Von Barbara Rohrhofer, 07. November 2018, 00:04 Uhr
Ein Kraftakt gegen Diabetes
Matthias Steiner, Olympiasieger und Typ-1-Diabetiker Bild: Roche Diabetes Care Deutschland

Olympia-Sieger Matthias Steiner ist seit mehr als 20 Jahren zuckerkrank. Zum Weltdiabetes-Tag am 14. November kommt er nach Linz. Die OÖN haben ihn schon zuvor zum Interview gebeten.

In Österreich leiden rund 600.000 Menschen an Diabetes mellitus, alle 50 Minuten stirbt ein Mensch an dieser schweren Erkrankung. Mediziner rechnen damit, dass die Zahl der Diabetiker in den nächsten Jahren steigen wird. Wissenschaft und Forschung sind bemüht, die Erkrankung immer besser zu behandeln. Am Weltdiabetestag am Mittwoch, 14. November, findet im Ars Electronica Center in Linz von 10 bis 21 Uhr ein großer Informationstag zum Thema statt. Schirmherr ist Matthias Steiner. Der ehemalige Olympiasieger ist selbst Typ1-Diabetiker. Die OÖNachrichten haben den 36-jährigen Österreicher zum Interview gebeten.

OÖNachrichten: Einen Tag vor Ihrem 18. Geburtstag bekamen Sie die Diagnose Typ-1-Diabetes. Wie haben Sie reagiert?

Matthias Steiner: Die Diagnose war natürlich ein Schock. Ich war bereits ambitionierter Gewichtheber, durchtrainiert, fühlte mich, als könnte ich Bäume ausreißen, und dann sagt dir der Arzt, du bist krank, musst mit dem Leistungssport aufhören und ab sofort deinen Blutzucker messen, Insulin spritzen und dein Essen in Broteinheiten umrechnen. Da bricht einmal deine heile Welt zusammen.

Wie lange braucht man, um sich an das tägliche Blutzuckermessen und Insulinspritzen zu gewöhnen?

Da einem keine andere Wahl bleibt, gewöhnt man sich recht schnell dran. Nach zwei Wochen stellt sich bereits halbwegs eine Routine ein.

Wie war oder ist Leistungssport mit Diabetes vereinbar?

Das war natürlich nicht immer ganz einfach. Vor allem in den ersten Jahren nach der Diagnose. Da habe ich mich bei der Insulinabgabe schon das ein oder andere Mal verschätzt. Das hat dazu geführt, dass ich im Wettkampf nicht so leistungsfähig war. Aber mit den Jahren habe ich viel dazugelernt, außerdem hat sich auch in der Diabetes-Therapie ganz schön viel getan.
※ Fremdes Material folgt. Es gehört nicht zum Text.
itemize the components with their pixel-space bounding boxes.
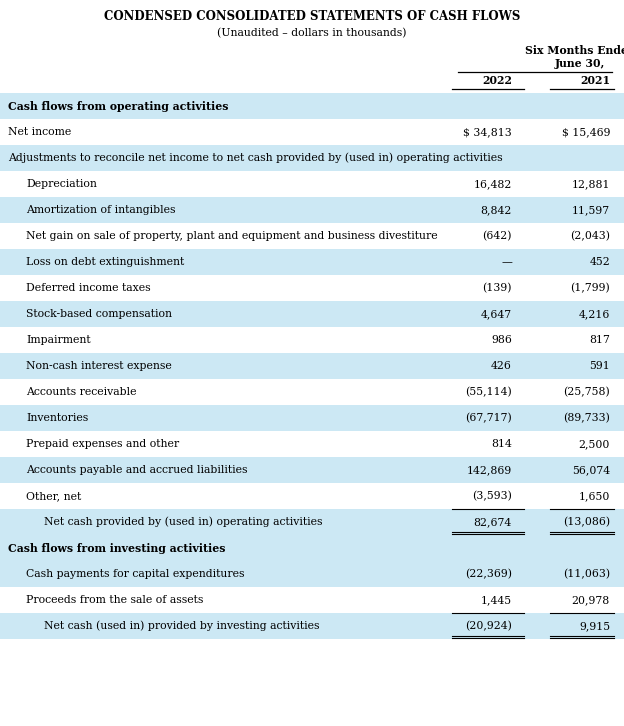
Bar [0,353,624,379]
Bar [0,587,624,613]
Text: 452: 452 [589,257,610,267]
Bar [0,197,624,223]
Bar [0,223,624,249]
Text: 11,597: 11,597 [572,205,610,215]
Text: $ 34,813: $ 34,813 [463,127,512,137]
Bar [0,483,624,509]
Bar [0,613,624,639]
Text: Cash flows from investing activities: Cash flows from investing activities [8,542,225,553]
Text: (642): (642) [482,231,512,241]
Text: Six Months Ended: Six Months Ended [525,45,624,56]
Text: 2,500: 2,500 [578,439,610,449]
Bar [0,431,624,457]
Text: $ 15,469: $ 15,469 [562,127,610,137]
Text: 9,915: 9,915 [579,621,610,631]
Bar [0,171,624,197]
Text: (1,799): (1,799) [570,283,610,293]
Bar [0,275,624,301]
Text: Deferred income taxes: Deferred income taxes [26,283,150,293]
Text: Cash flows from operating activities: Cash flows from operating activities [8,100,228,112]
Bar [0,327,624,353]
Text: 8,842: 8,842 [480,205,512,215]
Text: 56,074: 56,074 [572,465,610,475]
Bar [0,119,624,145]
Text: (67,717): (67,717) [466,413,512,423]
Text: 814: 814 [491,439,512,449]
Text: (Unaudited – dollars in thousands): (Unaudited – dollars in thousands) [217,28,407,38]
Bar [0,535,624,561]
Text: (25,758): (25,758) [563,387,610,397]
Text: 4,216: 4,216 [578,309,610,319]
Text: 1,650: 1,650 [578,491,610,501]
Text: Depreciation: Depreciation [26,179,97,189]
Text: 986: 986 [491,335,512,345]
Text: 142,869: 142,869 [467,465,512,475]
Text: Amortization of intangibles: Amortization of intangibles [26,205,175,215]
Text: (2,043): (2,043) [570,231,610,241]
Text: Inventories: Inventories [26,413,88,423]
Text: (20,924): (20,924) [465,621,512,631]
Bar [0,93,624,119]
Text: Loss on debt extinguishment: Loss on debt extinguishment [26,257,184,267]
Text: Non-cash interest expense: Non-cash interest expense [26,361,172,371]
Text: Adjustments to reconcile net income to net cash provided by (used in) operating : Adjustments to reconcile net income to n… [8,152,502,163]
Text: CONDENSED CONSOLIDATED STATEMENTS OF CASH FLOWS: CONDENSED CONSOLIDATED STATEMENTS OF CAS… [104,10,520,23]
Text: (11,063): (11,063) [563,569,610,579]
Text: Proceeds from the sale of assets: Proceeds from the sale of assets [26,595,203,605]
Text: Other, net: Other, net [26,491,81,501]
Text: 16,482: 16,482 [474,179,512,189]
Bar [0,405,624,431]
Text: 4,647: 4,647 [481,309,512,319]
Text: 426: 426 [491,361,512,371]
Text: Stock-based compensation: Stock-based compensation [26,309,172,319]
Text: June 30,: June 30, [555,58,605,69]
Bar [0,145,624,171]
Bar [0,301,624,327]
Text: (89,733): (89,733) [563,413,610,423]
Text: 12,881: 12,881 [572,179,610,189]
Bar [0,457,624,483]
Text: (13,086): (13,086) [563,517,610,527]
Text: Accounts payable and accrued liabilities: Accounts payable and accrued liabilities [26,465,248,475]
Text: Cash payments for capital expenditures: Cash payments for capital expenditures [26,569,245,579]
Text: Net cash (used in) provided by investing activities: Net cash (used in) provided by investing… [44,621,319,632]
Text: 1,445: 1,445 [481,595,512,605]
Bar [0,379,624,405]
Text: (22,369): (22,369) [465,569,512,579]
Text: Net gain on sale of property, plant and equipment and business divestiture: Net gain on sale of property, plant and … [26,231,437,241]
Bar [0,249,624,275]
Text: 817: 817 [589,335,610,345]
Text: 2022: 2022 [482,75,512,86]
Text: 2021: 2021 [580,75,610,86]
Text: (55,114): (55,114) [466,387,512,397]
Text: Impairment: Impairment [26,335,90,345]
Text: Net cash provided by (used in) operating activities: Net cash provided by (used in) operating… [44,517,323,527]
Text: 20,978: 20,978 [572,595,610,605]
Bar [0,561,624,587]
Text: Prepaid expenses and other: Prepaid expenses and other [26,439,179,449]
Bar [0,509,624,535]
Text: Accounts receivable: Accounts receivable [26,387,137,397]
Text: (3,593): (3,593) [472,491,512,501]
Text: Net income: Net income [8,127,71,137]
Text: (139): (139) [482,283,512,293]
Text: 82,674: 82,674 [474,517,512,527]
Text: —: — [501,257,512,267]
Text: 591: 591 [589,361,610,371]
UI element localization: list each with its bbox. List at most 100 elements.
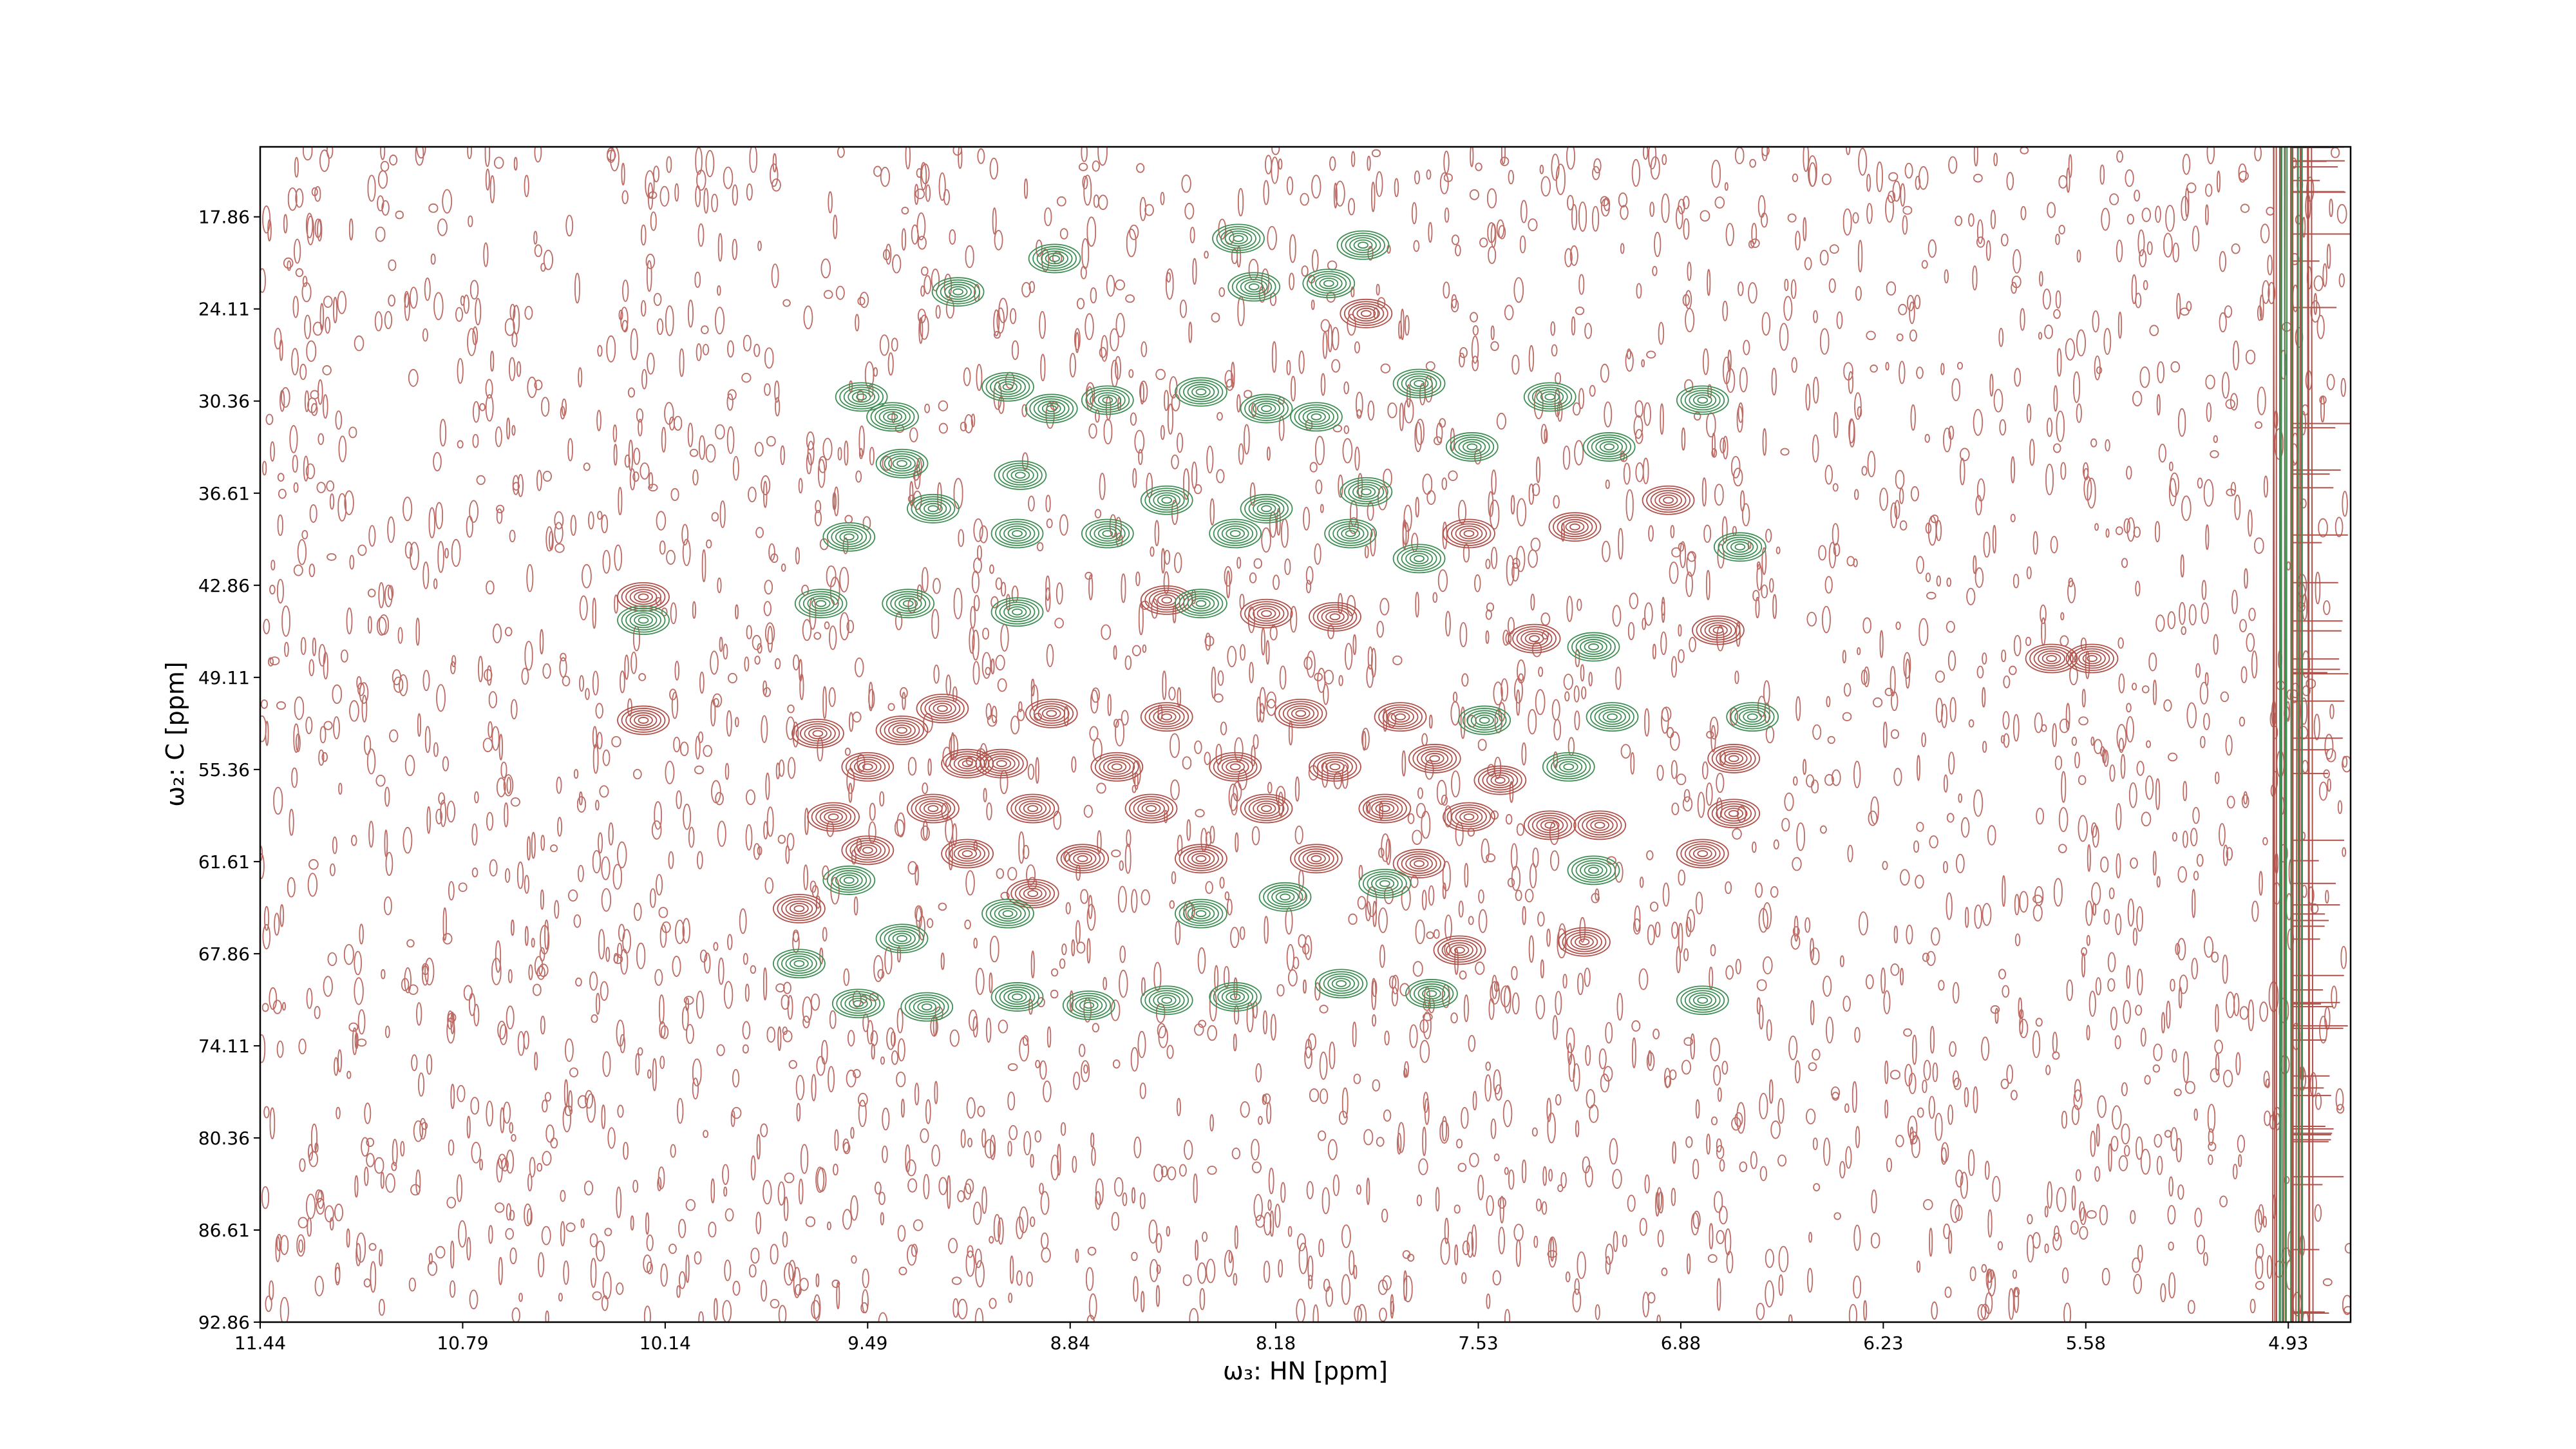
peak-contour (1325, 761, 1345, 773)
peak-contour (1081, 385, 1134, 415)
peak-contour (953, 755, 981, 772)
peak-contour (1360, 488, 1372, 496)
y-tick-label: 86.61 (198, 1220, 250, 1241)
peak-contour (1575, 936, 1594, 948)
peak-contour (835, 382, 888, 412)
peak-contour (1226, 991, 1245, 1003)
x-axis-label: ω₃: HN [ppm] (1223, 1357, 1388, 1385)
peak-contour (791, 719, 844, 748)
peak-contour (1719, 750, 1748, 767)
peak-contour (1516, 628, 1553, 649)
peak-contour (1697, 850, 1709, 857)
peak (1025, 698, 1078, 728)
peak-contour (843, 533, 855, 541)
peak-contour (849, 756, 886, 777)
peak (1713, 532, 1766, 562)
peak (1227, 272, 1281, 302)
peak-contour (1302, 408, 1331, 425)
peak-contour (1734, 543, 1746, 551)
peak-contour (1221, 989, 1249, 1005)
peak-contour (1713, 532, 1766, 562)
peak-contour (1256, 607, 1276, 620)
peak-contour (890, 593, 927, 614)
peak-contour (1236, 276, 1273, 298)
peak-contour (923, 502, 943, 515)
peak-contour (1191, 598, 1211, 610)
peak (822, 522, 876, 552)
peak-contour (1405, 979, 1458, 1009)
peak-contour (1689, 846, 1717, 862)
peak-contour (1006, 467, 1034, 484)
peak-contour (990, 518, 1044, 549)
peak-contour (940, 281, 976, 303)
peak-contour (1153, 708, 1181, 725)
peak-contour (815, 806, 852, 828)
peak-contour (1353, 239, 1373, 251)
peak-contour (1094, 392, 1122, 408)
peak-contour (1544, 821, 1556, 829)
peak-contour (1307, 853, 1326, 865)
peak-contour (1179, 379, 1224, 404)
y-tick-label: 61.61 (198, 851, 250, 873)
peak (981, 372, 1034, 402)
peak-contour (1561, 518, 1589, 535)
peak-contour (1734, 706, 1771, 728)
peak (875, 923, 929, 954)
peak-contour (1085, 387, 1130, 413)
peak-contour (1462, 441, 1482, 453)
peak-contour (1183, 903, 1219, 924)
peak-contour (1307, 411, 1326, 423)
peak (1567, 632, 1620, 662)
peak (794, 589, 848, 619)
x-tick-label: 7.53 (1458, 1332, 1498, 1354)
peak-contour (1227, 272, 1281, 302)
peak (1443, 518, 1495, 549)
peak (1340, 298, 1393, 328)
peak-contour (1014, 883, 1051, 904)
peak-contour (990, 597, 1044, 627)
peak-contour (1263, 884, 1307, 910)
peak-contour (1287, 705, 1315, 722)
peak-contour (1358, 793, 1412, 824)
peak (1358, 793, 1412, 824)
peak-contour (1587, 434, 1632, 460)
peak-contour (1571, 634, 1616, 659)
peak (907, 793, 960, 824)
peak-contour (1401, 373, 1437, 394)
peak-contour (904, 994, 949, 1019)
peak-contour (1446, 804, 1492, 829)
peak-contour (835, 872, 863, 889)
peak (1374, 702, 1427, 732)
peak-contour (883, 411, 902, 423)
peak-contour (1102, 396, 1113, 404)
peak-contour (1528, 812, 1573, 838)
peak-contour (1704, 622, 1732, 638)
peak (975, 748, 1028, 779)
peak-contour (1041, 402, 1061, 415)
peak-contour (793, 960, 805, 967)
peak-contour (2046, 655, 2057, 662)
peak-contour (1041, 251, 1068, 267)
peak-contour (1663, 497, 1674, 504)
peak-contour (1137, 800, 1165, 817)
peak-contour (1711, 800, 1756, 826)
peak (1290, 844, 1343, 874)
peak-contour (1224, 230, 1253, 247)
peak-contour (802, 593, 839, 614)
peak-contour (1323, 279, 1334, 287)
peak-contour (629, 589, 658, 605)
peak (1586, 702, 1639, 732)
peak-contour (822, 866, 876, 895)
peak-contour (853, 759, 882, 775)
peak-contour (836, 990, 881, 1016)
peak-contour (1360, 310, 1372, 317)
water-streak (2278, 147, 2304, 1322)
peak-contour (625, 586, 661, 607)
peak-contour (1029, 701, 1074, 726)
peak-contour (800, 723, 836, 744)
peak (1209, 982, 1262, 1012)
peak-contour (1417, 985, 1446, 1002)
peak (1548, 512, 1602, 542)
peak-contour (621, 607, 666, 633)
Können Sie die Veränderung in der Behandlung dieser Krankheit an Ihrem ganz persönlichen Beispiel schildern?

Anfänglich habe ich mir mit einem Blutzuckermessgerät 15 Mal am Tag in den Finger gepikst, um meinen Zucker im Blut zu überprüfen, und mit einem Pen, also mit einer Art Spritze, mehrmals am Tag Insulin verabreicht. Das ist heute wesentlich angenehmer, denn ich trage eine Insulinpumpe und ein Langzeit-CGM-System, bei dem der Sensor nur alle sechs Monate gewechselt werden muss.

Seit wann tragen Sie die Insulin-Pumpe?

Die Pumpe trage ich seit 2013. Also seit jenem Zeitpunkt, an dem ich mit dem Leistungssport aufgehört habe. Während meiner aktiven Zeit hatte ich Bedenken, dass die Pumpe stören könnte, wenn ich eine Hantelstange am Körper entlang ziehe. Heute weiß ich, dass diese Bedenken grundlos waren und die Vorteile überwiegen.

Was hat es mit diesem Langzeit-CGM-System auf sich?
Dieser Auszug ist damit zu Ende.